Judge Jack B. Weinstein, in the federal district court in New York, dismissed a securities class action case against Eli Lilly and Company that challenged the drug manufacturer's alleged misrepresentations about the anti-psychotic drug Zyprexa, holding that the plaintiffs failed to file their suit within the statute of limitations.
Judge Weinstein rules that the plaintiffs The "reasonably should have known" that they sustained damages because of Eli Lilly's purported fraud more than two years before filing the suit.
Federal securities laws claims have a two part statute of limitations - 5 years from the event or 2 years after the discovery of the facts constituting the violation.
While the plaintiff's argued that the two years began to run with the publication of three investigative articles about the drug in The New York Times in December 2006, Judge Weinstein ruled that the time began when when documentation supporting these potential claims first became available to attorneys and institutional investors.
That is a difficult position for individual investors, because despite Reg FD, access to information is not always equal, and the ability to process such information is not always present.
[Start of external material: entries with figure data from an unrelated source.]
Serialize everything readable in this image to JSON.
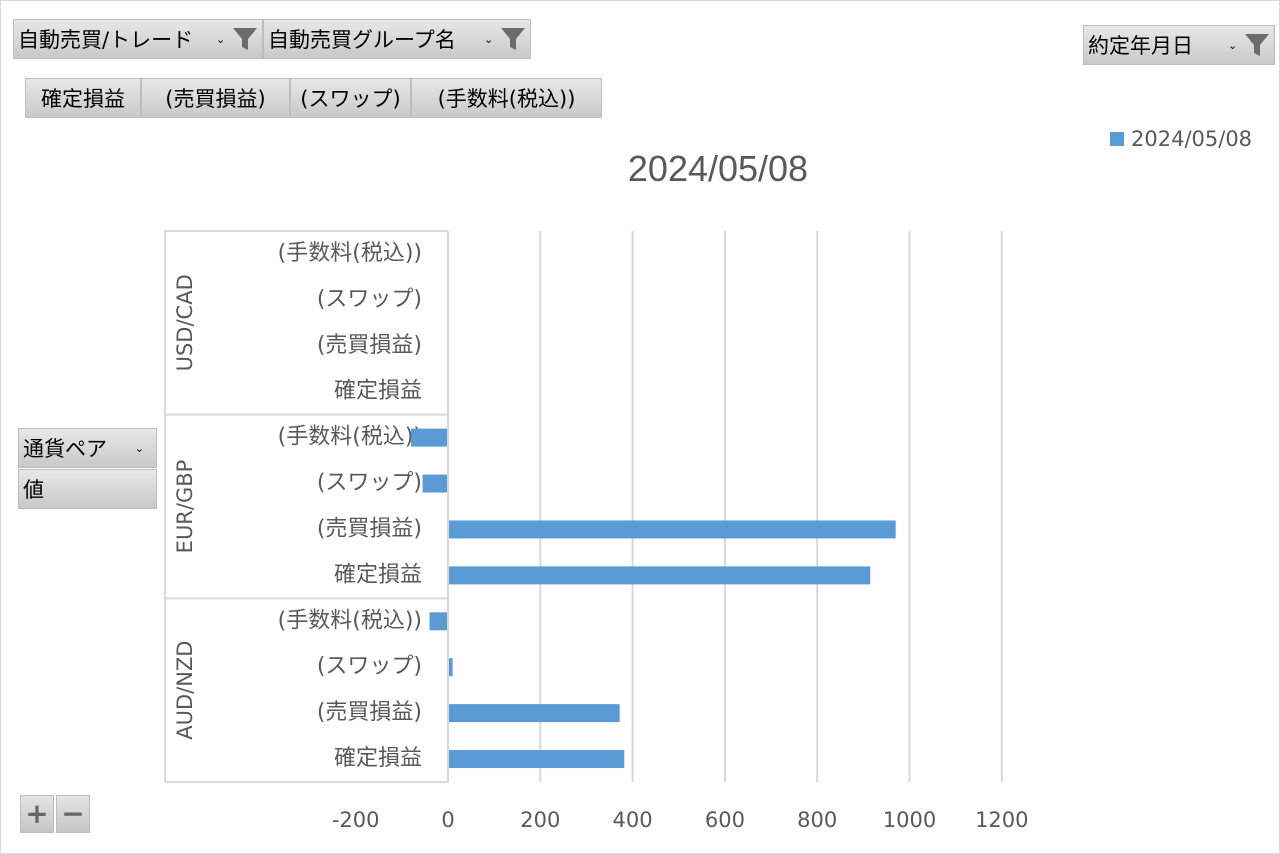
{
  "filters": {
    "trade": {
      "label": "自動売買/トレード",
      "icon": "filter-icon"
    },
    "group": {
      "label": "自動売買グループ名",
      "icon": "filter-icon"
    },
    "date": {
      "label": "約定年月日",
      "icon": "filter-icon"
    }
  },
  "value_fields": [
    "確定損益",
    "(売買損益)",
    "(スワップ)",
    "(手数料(税込))"
  ],
  "axis_fields": {
    "row": "通貨ペア",
    "value": "値"
  },
  "zoom": {
    "plus": "+",
    "minus": "−"
  },
  "legend": {
    "label": "2024/05/08",
    "color": "#5b9bd5"
  },
  "chart_data": {
    "type": "bar",
    "orientation": "horizontal",
    "title": "2024/05/08",
    "xlim": [
      -200,
      1200
    ],
    "xticks": [
      -200,
      0,
      200,
      400,
      600,
      800,
      1000,
      1200
    ],
    "grid": true,
    "legend_position": "top-right",
    "groups": [
      {
        "name": "USD/CAD",
        "categories": [
          "(手数料(税込))",
          "(スワップ)",
          "(売買損益)",
          "確定損益"
        ],
        "values": [
          0,
          0,
          0,
          0
        ]
      },
      {
        "name": "EUR/GBP",
        "categories": [
          "(手数料(税込))",
          "(スワップ)",
          "(売買損益)",
          "確定損益"
        ],
        "values": [
          -80,
          -55,
          970,
          915
        ]
      },
      {
        "name": "AUD/NZD",
        "categories": [
          "(手数料(税込))",
          "(スワップ)",
          "(売買損益)",
          "確定損益"
        ],
        "values": [
          -40,
          10,
          372,
          382
        ]
      }
    ],
    "series": [
      {
        "name": "2024/05/08",
        "color": "#5b9bd5"
      }
    ]
  }
}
Maybe attorneys and institutions knew when seeing the documentation, but that does not mean that investors knew of the fraud at that time.
But this may be a sign of things to come, as the pendulum of justice continues its swing back to corporate America:
The individual unsophisticated investor's lack of awareness is ignored; the law tilts the substantive-procedural balance against such a consumer. It applies the much-debated caveat emptor principle favoring greater and freer commerce by limiting litigation, and requiring dismissal of this case.